Accueil ASSEMBLÉE NATIONALE « La liberté la plus fondamentale pour les femmes : Celle de disposer librement de leur corps »

« La liberté la plus fondamentale pour les femmes : Celle de disposer librement de leur corps »

Sonia Lagarde IVG2

 

(Paris – 21 janvier 2014) Au cours du débat sur les articles du projet de loi pour l’égalité entre les femmes et les hommes, la députée Sonia Lagarde a pris la parole sur la question de l’IVG. Selon la députée calédonienne, la notion de détresse n’a plus à être une condition du droit à l’IVG mais notre priorité doit aller à l’éducation des jeunes à la contraception car ainsi que la rappelait Simone Veil, « un avortement est toujours un drame », ce n’est en aucun cas une méthode de contraception.

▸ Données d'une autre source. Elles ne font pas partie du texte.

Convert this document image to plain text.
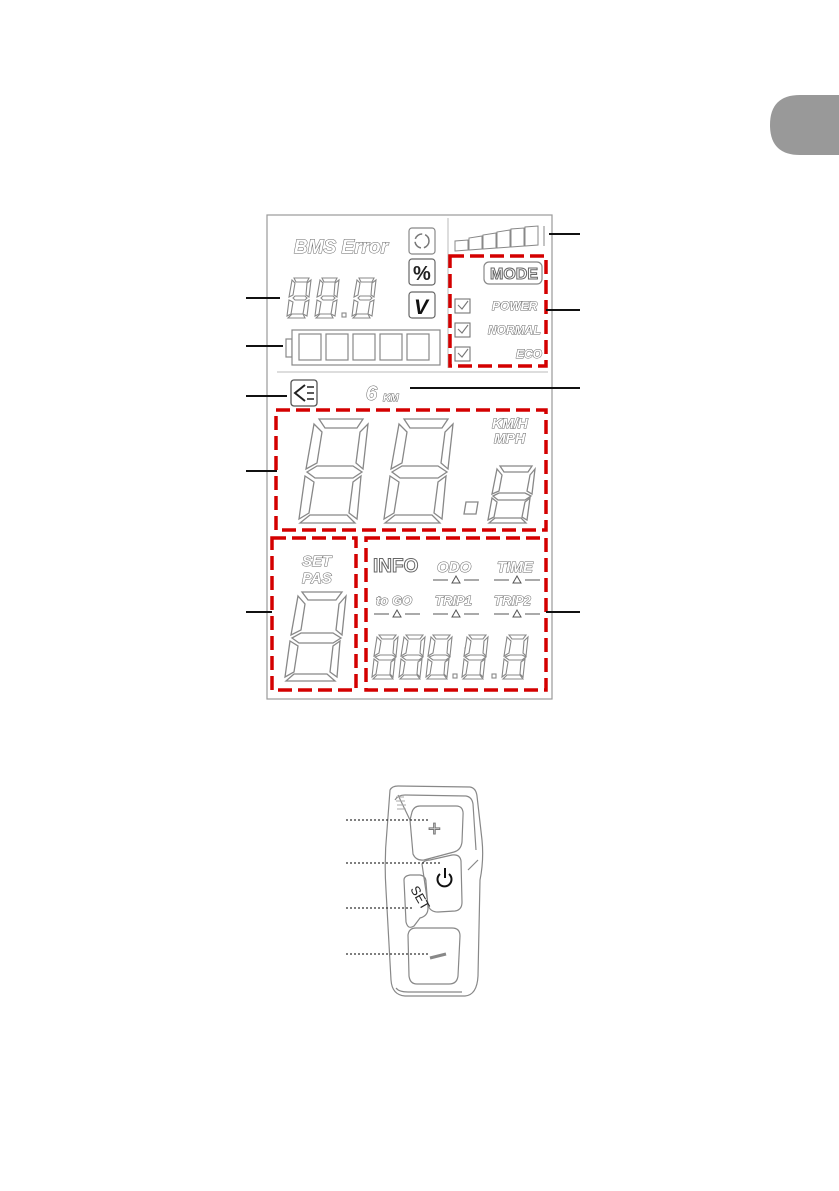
BMS Error
%
V
MODE
POWER
NORMAL
ECO
6 KM
KM/H
MPH
SET
PAS
INFO ODO TIME
to GO TRIP1 TRIP2
+
SET
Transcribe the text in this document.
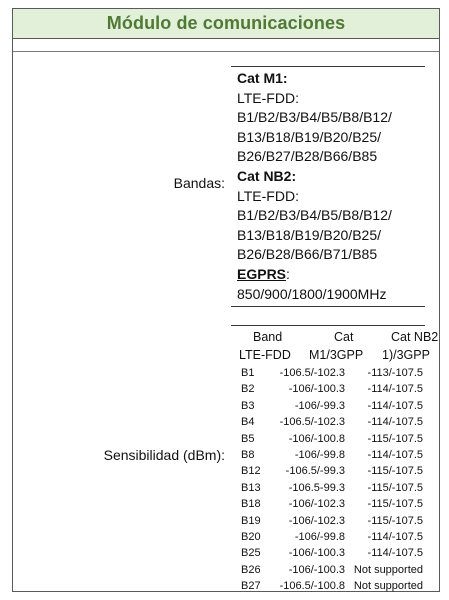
Módulo de comunicaciones
Bandas:
Cat M1:
LTE-FDD:
B1/B2/B3/B4/B5/B8/B12/
B13/B18/B19/B20/B25/
B26/B27/B28/B66/B85
Cat NB2:
LTE-FDD:
B1/B2/B3/B4/B5/B8/B12/
B13/B18/B19/B20/B25/
B26/B28/B66/B71/B85
EGPRS:
850/900/1800/1900MHz
Sensibilidad (dBm):
Band	Cat	Cat NB2
LTE-FDD M1/3GPP 1)/3GPP
B1 -106.5/-102.3 -113/-107.5
B2	-106/-100.3 -114/-107.5
B3	-106/-99.3 -114/-107.5
B4 -106.5/-102.3 -114/-107.5
B5	-106/-100.8 -115/-107.5
B8	-106/-99.8 -114/-107.5
B12 -106.5/-99.3 -115/-107.5
B13	-106.5-99.3 -115/-107.5
B18	-106/-102.3 -115/-107.5
B19	-106/-102.3 -115/-107.5
B20	-106/-99.8 -114/-107.5
B25	-106/-100.3 -114/-107.5
B26	-106/-100.3 Not supported
B27 -106.5/-100.8 Not supported
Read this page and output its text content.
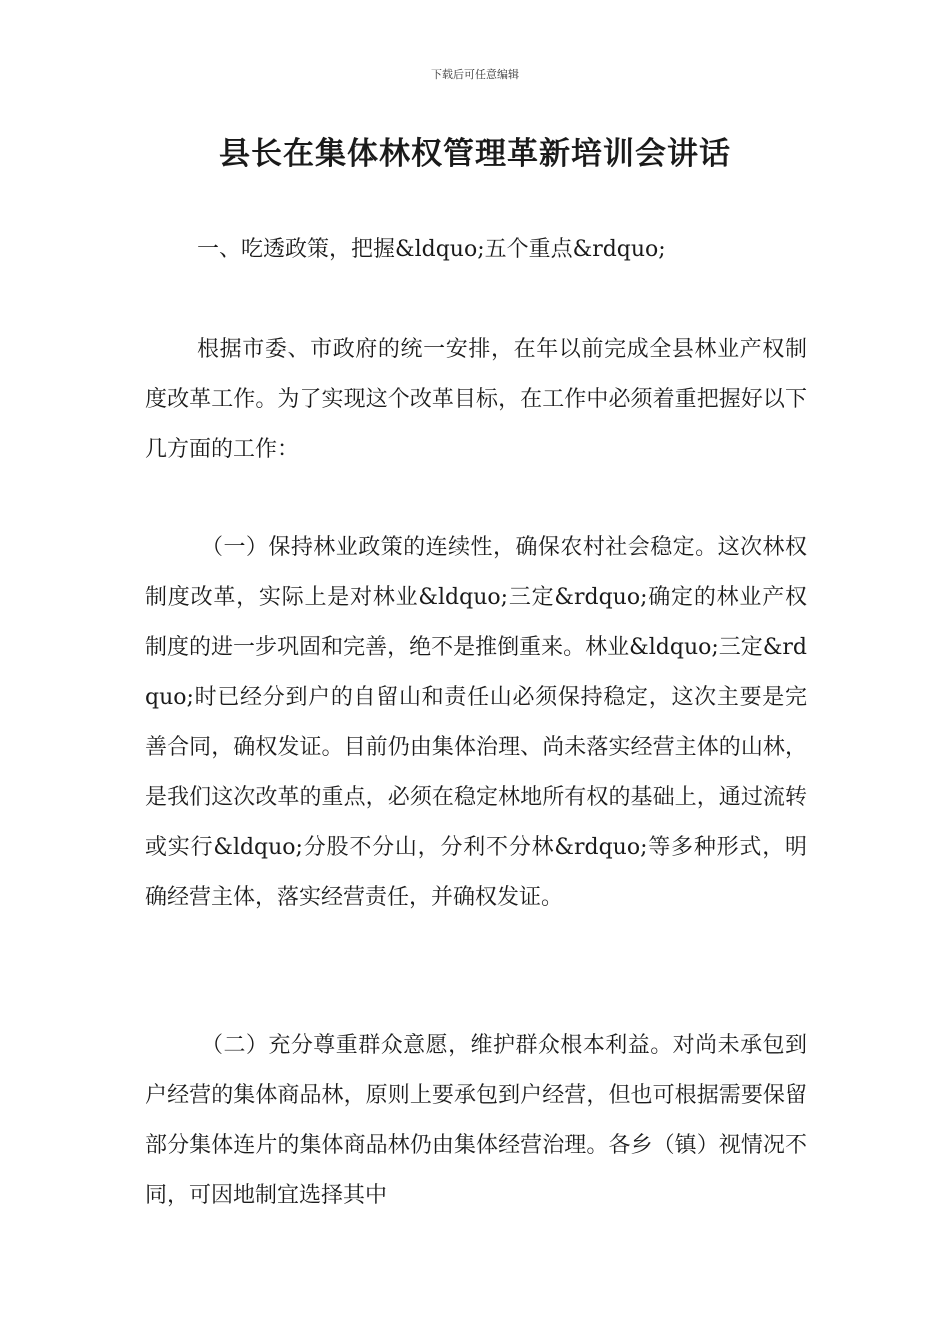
下载后可任意编辑
县长在集体林权管理革新培训会讲话

一、吃透政策，把握&ldquo;五个重点&rdquo;

根据市委、市政府的统一安排，在年以前完成全县林业产权制度改革工作。为了实现这个改革目标，在工作中必须着重把握好以下几方面的工作：

（一）保持林业政策的连续性，确保农村社会稳定。这次林权制度改革，实际上是对林业&ldquo;三定&rdquo;确定的林业产权制度的进一步巩固和完善，绝不是推倒重来。林业&ldquo;三定&rdquo;时已经分到户的自留山和责任山必须保持稳定，这次主要是完善合同，确权发证。目前仍由集体治理、尚未落实经营主体的山林，是我们这次改革的重点，必须在稳定林地所有权的基础上，通过流转或实行&ldquo;分股不分山，分利不分林&rdquo;等多种形式，明确经营主体，落实经营责任，并确权发证。

（二）充分尊重群众意愿，维护群众根本利益。对尚未承包到户经营的集体商品林，原则上要承包到户经营，但也可根据需要保留部分集体连片的集体商品林仍由集体经营治理。各乡（镇）视情况不同，可因地制宜选择其中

Son collègue Jean-Louis Borloo, président de l’UDI, a ensuite pris la parole pour soutenir sa position. Retrouvez ci-dessous les vidéos de Sonia Lagarde et de Jean-Louis Borloo ainsi que les retranscriptions des interventions des deux députés :

Sonia Lagarde :

Sonia S’il est une chose que nous devons rappeler en préalable, c’est que l’avortement n’est en aucun cas un acte anodin.

 

Simone Veil affirmait ici même, le 26 novembre 1974 : « Aucune femme ne recourt de gaîté de cœur à l’avortement. Il suffit d’écouter les femmes : c’est toujours un drame, et cela restera toujours un drame »

 

L’amendement adopté par la commission, qui consiste à supprimer la mention de la détresse dans le texte initial sur l’IVG, permettrait, selon ses auteurs, non seulement de rendre la loi conforme aux réalités mais aussi de souligner que l’IVG est un droit, y compris pour les femmes qui ne se sentent pas en détresse.

En tant que femme, on peut et on doit comprendre le sens de cet amendement qui, finalement, ne fait qu’offrir aux femmes la liberté la plus fondamentale : celle de disposer librement de leur corps.

Cette mention de détresse, devenue obsolète pour certains, et finalement virtuelle dans les faits, ne doit en aucun cas nous faire perdre de vue la nécessité d’une meilleure prévention, d’une meilleure éducation à la contraception, car l’avortement n’est pas et ne doit en aucun cas être considéré comme un moyen de contraception.

Il est regrettable que cet amendement rouvre la porte à tous les excès, crée une fracture inutile dans notre société, source de tensions et de divisions.

Enfin, c’est en pensant à toutes les femmes et, en particulier, cela a été évoqué, à ces pauvres femmes espagnoles qui voient aujourd’hui menacer leur droit à l’avortement, que je m’opposerai en tant que femme aux amendements de suppression de l’article 5 – C de ce projet de loi.